Ela não vai mais tolerar aquele jeito rompante dele de dizer o que pensa. Não vai mais aceitar suas desculpas de cabeça fria por quando esteve de cabeça quente. Ninguém perdoaria. Nem sabe ao certo qual a palavra correta pra identificar aquilo. Raiva. Frustração. Medo. Aflição. Impaciência. Imprudência. Segurança. Demais. De menos. Como pode querer que ela faça algo que ele não conseguiu fazer sozinho? Ninguém é de ferro, e o coração é feito de coisas macias. Não adianta afrontar! Ele quis preservar o seu novo mundo, então, por que ela estava errada de também querer preservar o dela?

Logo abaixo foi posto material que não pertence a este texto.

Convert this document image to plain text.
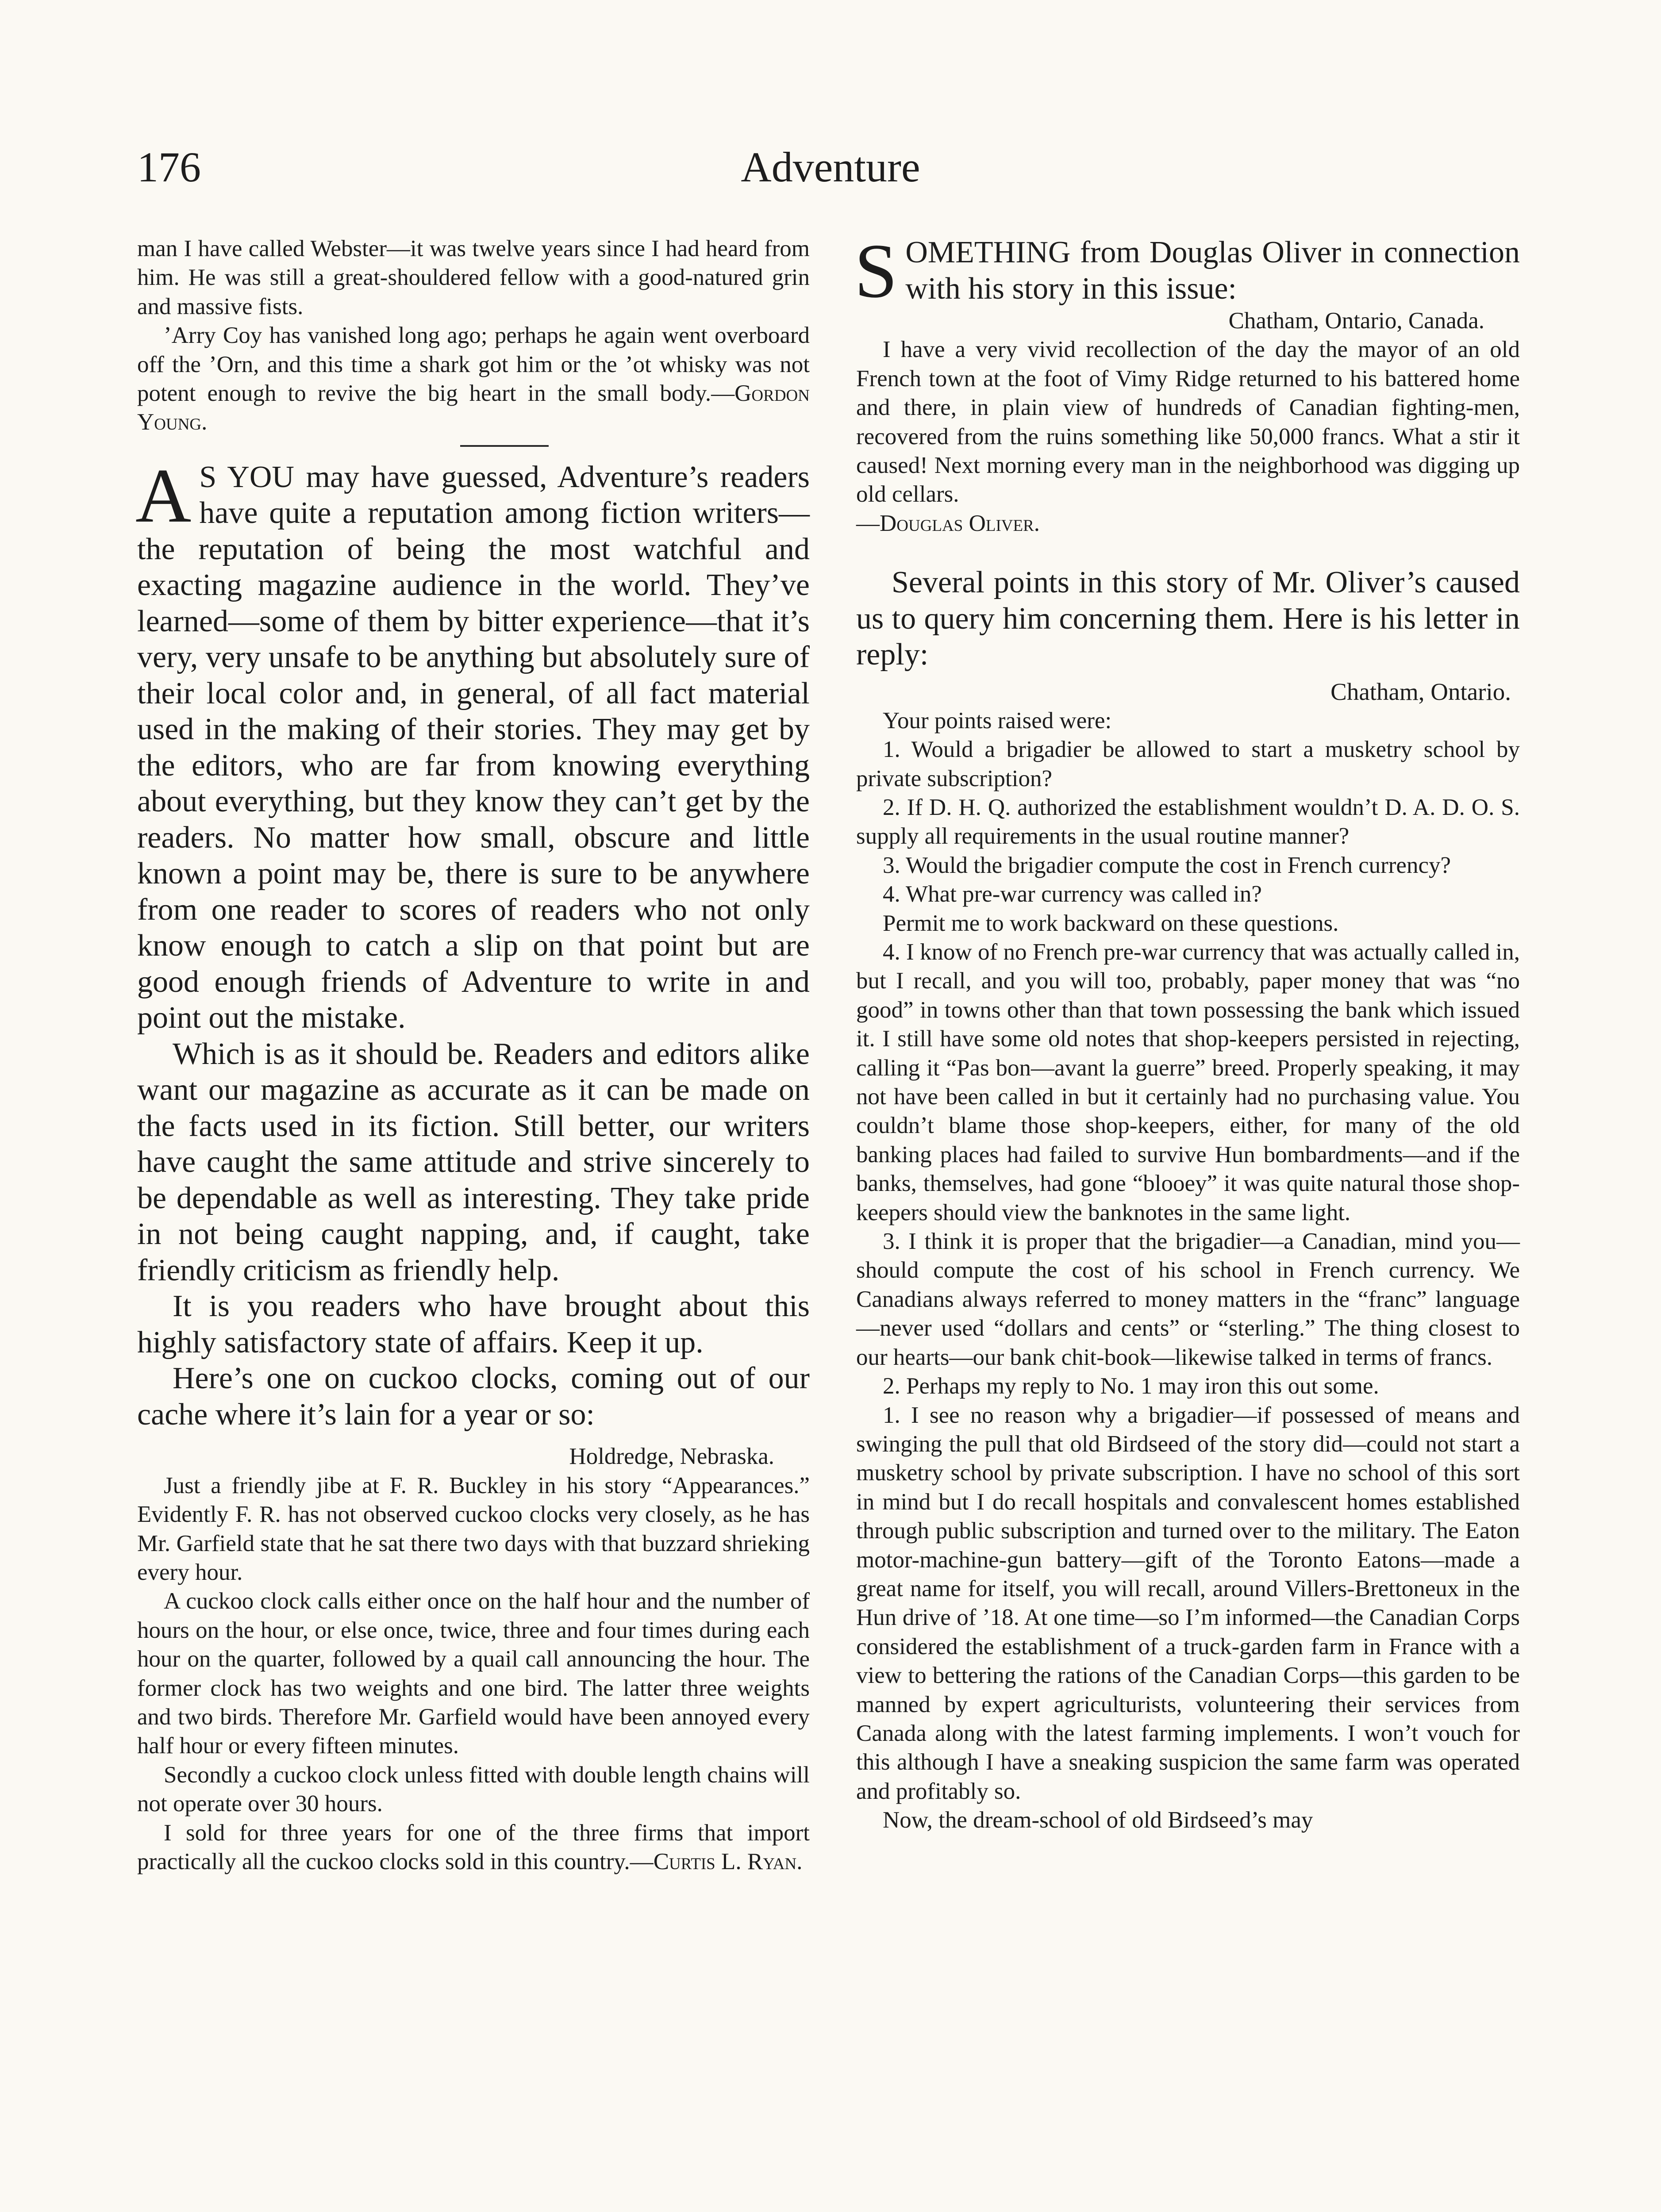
176	Adventure

man I have called Webster—it was twelve years since I had heard from him. He was still a great-shouldered fellow with a good-natured grin and massive fists.

’Arry Coy has vanished long ago; perhaps he again went overboard off the ’Orn, and this time a shark got him or the ’ot whisky was not potent enough to revive the big heart in the small body.—Gordon Young.

A S YOU may have guessed, Adventure’s readers have quite a reputation among fiction writers—the reputation of being the most watchful and exacting magazine audience in the world. They’ve learned—some of them by bitter experience—that it’s very, very unsafe to be anything but absolutely sure of their local color and, in general, of all fact material used in the making of their stories. They may get by the editors, who are far from knowing everything about everything, but they know they can’t get by the readers. No matter how small, obscure and little known a point may be, there is sure to be anywhere from one reader to scores of readers who not only know enough to catch a slip on that point but are good enough friends of Adventure to write in and point out the mistake.

Which is as it should be. Readers and editors alike want our magazine as accurate as it can be made on the facts used in its fiction. Still better, our writers have caught the same attitude and strive sincerely to be dependable as well as interesting. They take pride in not being caught napping, and, if caught, take friendly criticism as friendly help.

It is you readers who have brought about this highly satisfactory state of affairs. Keep it up.

Here’s one on cuckoo clocks, coming out of our cache where it’s lain for a year or so:

Holdredge, Nebraska.

Just a friendly jibe at F. R. Buckley in his story “Appearances.” Evidently F. R. has not observed cuckoo clocks very closely, as he has Mr. Garfield state that he sat there two days with that buzzard shrieking every hour.

A cuckoo clock calls either once on the half hour and the number of hours on the hour, or else once, twice, three and four times during each hour on the quarter, followed by a quail call announcing the hour. The former clock has two weights and one bird. The latter three weights and two birds. Therefore Mr. Garfield would have been annoyed every half hour or every fifteen minutes.

Secondly a cuckoo clock unless fitted with double length chains will not operate over 30 hours.

I sold for three years for one of the three firms that import practically all the cuckoo clocks sold in this country.—Curtis L. Ryan.

SOMETHING from Douglas Oliver in connection with his story in this issue:

Chatham, Ontario, Canada.

I have a very vivid recollection of the day the mayor of an old French town at the foot of Vimy Ridge returned to his battered home and there, in plain view of hundreds of Canadian fighting-men, recovered from the ruins something like 50,000 francs. What a stir it caused! Next morning every man in the neighborhood was digging up old cellars.

—Douglas Oliver.

Several points in this story of Mr. Oliver’s caused us to query him concerning them. Here is his letter in reply:

Chatham, Ontario.

Your points raised were:

1. Would a brigadier be allowed to start a musketry school by private subscription?

2. If D. H. Q. authorized the establishment wouldn’t D. A. D. O. S. supply all requirements in the usual routine manner?

3. Would the brigadier compute the cost in French currency?

4. What pre-war currency was called in?

Permit me to work backward on these questions.

4. I know of no French pre-war currency that was actually called in, but I recall, and you will too, probably, paper money that was “no good” in towns other than that town possessing the bank which issued it. I still have some old notes that shop-keepers persisted in rejecting, calling it “Pas bon—avant la guerre” breed. Properly speaking, it may not have been called in but it certainly had no purchasing value. You couldn’t blame those shop-keepers, either, for many of the old banking places had failed to survive Hun bombardments—and if the banks, themselves, had gone “blooey” it was quite natural those shop-keepers should view the banknotes in the same light.

3. I think it is proper that the brigadier—a Canadian, mind you—should compute the cost of his school in French currency. We Canadians always referred to money matters in the “franc” language—never used “dollars and cents” or “sterling.” The thing closest to our hearts—our bank chit-book—likewise talked in terms of francs.

2. Perhaps my reply to No. 1 may iron this out some.

1. I see no reason why a brigadier—if possessed of means and swinging the pull that old Birdseed of the story did—could not start a musketry school by private subscription. I have no school of this sort in mind but I do recall hospitals and convalescent homes established through public subscription and turned over to the military. The Eaton motor-machine-gun battery—gift of the Toronto Eatons—made a great name for itself, you will recall, around Villers-Brettoneux in the Hun drive of ’18. At one time—so I’m informed—the Canadian Corps considered the establishment of a truck-garden farm in France with a view to bettering the rations of the Canadian Corps—this garden to be manned by expert agriculturists, volunteering their services from Canada along with the latest farming implements. I won’t vouch for this although I have a sneaking suspicion the same farm was operated and profitably so.

Now, the dream-school of old Birdseed’s may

Ele não entendeu! Nem a coadjuvante de toda a história. Ninguém entenderia! Uma loucura exigir dela aquela sinceridade tão insensata e sem razão àquela altura do campeonato. Podia ser qualquer coisa, menos isso. Podia ser qualquer pessoa, menos ele. Podia ser ciúme, sentimento de posse, inconformismo. Tudo, menos aquilo que ela não sabia dizer o nome. Ela não queria mais dedilhar palavras temendo as respostas. Ela era sincera, mas obtinha sinceridade demais, o que acabou queimando as beiradas. E queimando as beiradas perigava queimar o meio, e queimando o meio poderia perder tudo.

O coração dele devia estar intranquilo. Devia estar. Mas por que?

E ela, que achava que tudo acabaria bem, cadê?

Ele deleta! Ele costuma deletar!

Vai, enterra o passado e enterra ela junto!